Life
Femly’s Founder + CEO Arion Long Fights for Ethical Period Care
October 1, 2021 @ 9:30am
It’s past time we remixed the entrepreneur archetype. The tried-and-true definition of an emerging or aspiring business owner feels tired. The modern entrepreneur is a mover, shaker and doer who’s not content with simply breaking all the rules. Our 52 trailblazers featured in the October issue are rewriting the rules, tearing them up and doing it all over again. It’s creation at its purest, because the fruits of one’s hustle are not actualized overnight or by following one jet-lagged recipe. It’s no longer adequate to measure entrepreneurs by the brick-and-mortar spaces they manifest or the jobs they create. Those are all important elements but fall short of what it truly means to build something — often with blood, sweat and tears. Whether you’re revamping the vintage clothing industry, introducing a fresh dining concept, cultivating an advocacy-focused creative agency or advancing the cause of equality for the LGBTQ+ community, the only thing that matters is freedom — the freedom to march to the beat of your own badass drum. Read our full rundown of trailblazers here.

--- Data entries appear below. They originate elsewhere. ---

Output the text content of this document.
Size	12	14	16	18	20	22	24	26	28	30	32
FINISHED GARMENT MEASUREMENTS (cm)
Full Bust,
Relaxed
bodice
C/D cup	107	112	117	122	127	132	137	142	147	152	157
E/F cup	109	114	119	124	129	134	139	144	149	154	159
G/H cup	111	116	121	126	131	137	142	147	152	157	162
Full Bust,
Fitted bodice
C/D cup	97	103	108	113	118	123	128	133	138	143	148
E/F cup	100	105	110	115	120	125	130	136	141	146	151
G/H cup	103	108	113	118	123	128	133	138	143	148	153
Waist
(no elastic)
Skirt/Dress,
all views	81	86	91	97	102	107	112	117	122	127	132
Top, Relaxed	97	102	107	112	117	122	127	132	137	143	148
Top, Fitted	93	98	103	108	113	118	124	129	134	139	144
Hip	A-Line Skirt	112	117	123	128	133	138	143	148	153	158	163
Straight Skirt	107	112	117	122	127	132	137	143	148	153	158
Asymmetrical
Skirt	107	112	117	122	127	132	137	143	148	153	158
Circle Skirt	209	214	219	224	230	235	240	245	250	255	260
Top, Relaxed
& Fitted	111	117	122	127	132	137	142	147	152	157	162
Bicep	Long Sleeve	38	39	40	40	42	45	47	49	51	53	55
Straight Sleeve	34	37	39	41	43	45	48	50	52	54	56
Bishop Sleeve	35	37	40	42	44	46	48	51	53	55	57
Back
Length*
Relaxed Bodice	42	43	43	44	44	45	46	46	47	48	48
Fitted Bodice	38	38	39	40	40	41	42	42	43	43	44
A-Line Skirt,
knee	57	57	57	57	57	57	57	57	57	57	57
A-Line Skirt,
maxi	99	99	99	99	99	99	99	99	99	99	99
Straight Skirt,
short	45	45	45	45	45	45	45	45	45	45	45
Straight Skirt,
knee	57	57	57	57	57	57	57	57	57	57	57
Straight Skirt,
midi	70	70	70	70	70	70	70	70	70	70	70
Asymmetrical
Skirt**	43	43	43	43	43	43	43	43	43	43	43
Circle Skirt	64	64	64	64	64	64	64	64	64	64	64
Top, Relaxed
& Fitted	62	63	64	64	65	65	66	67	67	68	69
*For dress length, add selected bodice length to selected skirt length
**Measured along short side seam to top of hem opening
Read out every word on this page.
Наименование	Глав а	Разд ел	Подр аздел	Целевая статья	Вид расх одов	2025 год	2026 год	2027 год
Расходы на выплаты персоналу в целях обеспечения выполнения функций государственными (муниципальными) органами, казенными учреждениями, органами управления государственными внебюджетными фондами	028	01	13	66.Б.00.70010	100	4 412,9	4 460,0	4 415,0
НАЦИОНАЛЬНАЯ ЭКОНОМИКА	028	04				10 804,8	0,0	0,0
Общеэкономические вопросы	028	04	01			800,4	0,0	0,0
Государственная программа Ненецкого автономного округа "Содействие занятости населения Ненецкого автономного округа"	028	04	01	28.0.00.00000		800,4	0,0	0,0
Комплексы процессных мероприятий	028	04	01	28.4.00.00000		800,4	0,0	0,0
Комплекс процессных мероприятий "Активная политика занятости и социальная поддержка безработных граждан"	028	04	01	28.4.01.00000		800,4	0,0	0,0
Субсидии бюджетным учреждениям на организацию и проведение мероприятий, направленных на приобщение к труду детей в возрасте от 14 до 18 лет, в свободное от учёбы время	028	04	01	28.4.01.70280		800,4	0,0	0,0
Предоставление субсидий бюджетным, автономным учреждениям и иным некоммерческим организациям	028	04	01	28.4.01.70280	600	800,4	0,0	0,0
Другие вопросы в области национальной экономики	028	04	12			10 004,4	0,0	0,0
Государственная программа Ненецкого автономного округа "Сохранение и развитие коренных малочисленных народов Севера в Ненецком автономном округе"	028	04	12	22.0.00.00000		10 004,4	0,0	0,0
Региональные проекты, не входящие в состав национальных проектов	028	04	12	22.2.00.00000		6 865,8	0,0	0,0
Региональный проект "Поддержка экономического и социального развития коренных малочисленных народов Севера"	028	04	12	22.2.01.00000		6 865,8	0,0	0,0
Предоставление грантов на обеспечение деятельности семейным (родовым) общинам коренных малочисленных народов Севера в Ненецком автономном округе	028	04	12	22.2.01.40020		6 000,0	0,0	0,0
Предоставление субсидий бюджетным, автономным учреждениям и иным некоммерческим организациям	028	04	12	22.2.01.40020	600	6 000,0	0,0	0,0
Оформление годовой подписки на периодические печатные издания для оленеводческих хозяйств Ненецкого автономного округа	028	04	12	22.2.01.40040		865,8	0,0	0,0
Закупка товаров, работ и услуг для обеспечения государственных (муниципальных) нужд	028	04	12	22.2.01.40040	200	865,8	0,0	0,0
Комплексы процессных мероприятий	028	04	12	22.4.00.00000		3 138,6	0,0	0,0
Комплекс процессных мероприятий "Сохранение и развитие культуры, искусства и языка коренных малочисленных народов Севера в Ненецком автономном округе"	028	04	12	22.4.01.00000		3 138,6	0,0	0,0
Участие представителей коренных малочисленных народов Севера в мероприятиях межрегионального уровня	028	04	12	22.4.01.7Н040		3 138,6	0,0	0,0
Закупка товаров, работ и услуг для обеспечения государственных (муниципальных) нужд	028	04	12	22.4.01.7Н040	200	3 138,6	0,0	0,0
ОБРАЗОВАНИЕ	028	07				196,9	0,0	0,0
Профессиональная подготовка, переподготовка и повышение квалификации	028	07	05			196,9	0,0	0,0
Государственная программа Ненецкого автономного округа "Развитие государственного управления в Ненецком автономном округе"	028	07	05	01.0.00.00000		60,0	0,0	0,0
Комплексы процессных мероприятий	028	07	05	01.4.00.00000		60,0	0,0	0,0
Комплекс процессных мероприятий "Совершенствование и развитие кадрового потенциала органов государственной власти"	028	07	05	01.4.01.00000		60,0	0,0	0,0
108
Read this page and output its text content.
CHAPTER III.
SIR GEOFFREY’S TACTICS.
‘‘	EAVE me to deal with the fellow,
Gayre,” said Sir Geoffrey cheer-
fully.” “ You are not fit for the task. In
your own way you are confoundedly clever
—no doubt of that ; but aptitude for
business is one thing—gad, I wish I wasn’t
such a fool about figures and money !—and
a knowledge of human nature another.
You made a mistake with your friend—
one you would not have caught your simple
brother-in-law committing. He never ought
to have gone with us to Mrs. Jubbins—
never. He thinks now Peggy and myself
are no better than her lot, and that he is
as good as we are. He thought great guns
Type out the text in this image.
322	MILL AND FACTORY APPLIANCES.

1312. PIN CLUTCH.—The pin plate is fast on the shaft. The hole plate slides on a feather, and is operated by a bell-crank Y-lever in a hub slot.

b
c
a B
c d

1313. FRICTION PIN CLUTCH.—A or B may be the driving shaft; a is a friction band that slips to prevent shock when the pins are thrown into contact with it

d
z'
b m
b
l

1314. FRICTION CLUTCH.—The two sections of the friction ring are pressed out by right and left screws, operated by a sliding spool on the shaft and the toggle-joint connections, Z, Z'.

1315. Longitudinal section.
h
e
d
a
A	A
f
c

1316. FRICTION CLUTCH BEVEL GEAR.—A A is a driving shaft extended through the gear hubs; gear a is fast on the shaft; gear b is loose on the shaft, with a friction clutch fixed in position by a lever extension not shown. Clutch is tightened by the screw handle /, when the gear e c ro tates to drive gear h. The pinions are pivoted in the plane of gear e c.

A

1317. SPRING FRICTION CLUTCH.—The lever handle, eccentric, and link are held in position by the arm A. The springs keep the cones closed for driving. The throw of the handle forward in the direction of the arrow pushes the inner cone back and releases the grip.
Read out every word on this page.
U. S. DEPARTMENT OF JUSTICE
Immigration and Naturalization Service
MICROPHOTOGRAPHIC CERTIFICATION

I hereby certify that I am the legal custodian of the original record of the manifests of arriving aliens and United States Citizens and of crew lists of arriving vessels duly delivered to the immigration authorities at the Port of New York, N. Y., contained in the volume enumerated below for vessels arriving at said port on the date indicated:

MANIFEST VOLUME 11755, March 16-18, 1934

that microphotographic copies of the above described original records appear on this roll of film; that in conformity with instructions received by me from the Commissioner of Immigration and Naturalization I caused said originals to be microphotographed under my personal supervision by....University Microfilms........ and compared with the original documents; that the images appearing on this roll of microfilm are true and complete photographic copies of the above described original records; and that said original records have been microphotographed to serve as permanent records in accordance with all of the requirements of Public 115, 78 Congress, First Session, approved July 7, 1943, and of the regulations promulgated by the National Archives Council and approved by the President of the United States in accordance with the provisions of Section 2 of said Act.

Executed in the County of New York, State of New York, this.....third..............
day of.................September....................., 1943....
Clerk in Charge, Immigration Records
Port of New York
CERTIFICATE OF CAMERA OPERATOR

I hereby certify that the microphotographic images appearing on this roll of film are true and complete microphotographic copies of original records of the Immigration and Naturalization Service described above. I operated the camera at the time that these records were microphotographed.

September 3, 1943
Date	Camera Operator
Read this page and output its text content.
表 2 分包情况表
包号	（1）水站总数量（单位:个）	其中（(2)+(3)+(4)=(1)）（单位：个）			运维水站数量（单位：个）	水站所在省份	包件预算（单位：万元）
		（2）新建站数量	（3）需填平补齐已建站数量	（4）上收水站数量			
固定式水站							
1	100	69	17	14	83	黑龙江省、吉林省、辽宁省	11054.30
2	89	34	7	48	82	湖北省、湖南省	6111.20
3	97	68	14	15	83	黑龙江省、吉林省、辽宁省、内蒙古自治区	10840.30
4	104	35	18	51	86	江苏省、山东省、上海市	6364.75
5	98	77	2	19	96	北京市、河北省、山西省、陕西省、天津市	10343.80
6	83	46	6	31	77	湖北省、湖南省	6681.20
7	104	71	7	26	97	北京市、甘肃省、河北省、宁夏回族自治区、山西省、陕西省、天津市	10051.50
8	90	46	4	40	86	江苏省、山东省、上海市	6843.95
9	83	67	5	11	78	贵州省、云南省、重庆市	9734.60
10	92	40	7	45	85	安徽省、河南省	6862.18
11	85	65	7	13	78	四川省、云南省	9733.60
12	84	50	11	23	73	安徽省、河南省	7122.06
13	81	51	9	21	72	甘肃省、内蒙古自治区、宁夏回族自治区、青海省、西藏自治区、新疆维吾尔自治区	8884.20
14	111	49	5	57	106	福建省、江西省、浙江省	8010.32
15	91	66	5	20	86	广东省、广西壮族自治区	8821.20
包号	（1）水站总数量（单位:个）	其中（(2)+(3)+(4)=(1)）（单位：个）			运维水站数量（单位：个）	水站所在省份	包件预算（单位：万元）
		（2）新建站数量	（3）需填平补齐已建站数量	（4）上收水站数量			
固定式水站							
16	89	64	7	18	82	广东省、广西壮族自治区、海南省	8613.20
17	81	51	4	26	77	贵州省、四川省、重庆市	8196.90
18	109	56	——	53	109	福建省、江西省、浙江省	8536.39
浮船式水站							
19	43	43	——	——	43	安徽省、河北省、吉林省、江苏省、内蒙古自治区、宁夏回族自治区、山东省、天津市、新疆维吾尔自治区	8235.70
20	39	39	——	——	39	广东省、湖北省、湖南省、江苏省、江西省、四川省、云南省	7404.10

Founder and CEO of Femly, Arion Long, is a warrior. After being diagnosed with a cervical tumor that was connected to chemicals in popular menstrual products, Long decided to fight back and reinvent the period product care scene. Free of bleach, plastics and cancer-causing chemicals, Femly provides the products that women have long deserved.
Advice that keeps your hungry
When I was younger, my grandmother always told me to “Keep things close until they came to fruition.” As an adult, I realized she was teaching me to keep my goals, aspirations and dreams to myself in order to protect them from the limiting beliefs of others. The ability to make an impact and dream without fear keeps me hungry. I’m not settling for crumbs when I deserve the entire cake.
What your day is incomplete without
A moment of gratitude and prayer.
Your power outfit remix
I personally believe anything I put on is a power outfit. I’ve closed deals in pajamas, raised funding in a messy bun while breastfeeding and made power moves in a pandemic while pantsless on Zoom. Society would be better off if we got rid of respectability politics associated with clothing.
What every entrepreneur needs
I thought leaving my 40-hour work week was an accomplishment until I was putting 80-hours into entrepreneurship. If you want to be an entrepreneur, be prepared to eat “no” for breakfast, work twice as hard as you’ll do for someone else and make noise so that your network can find you.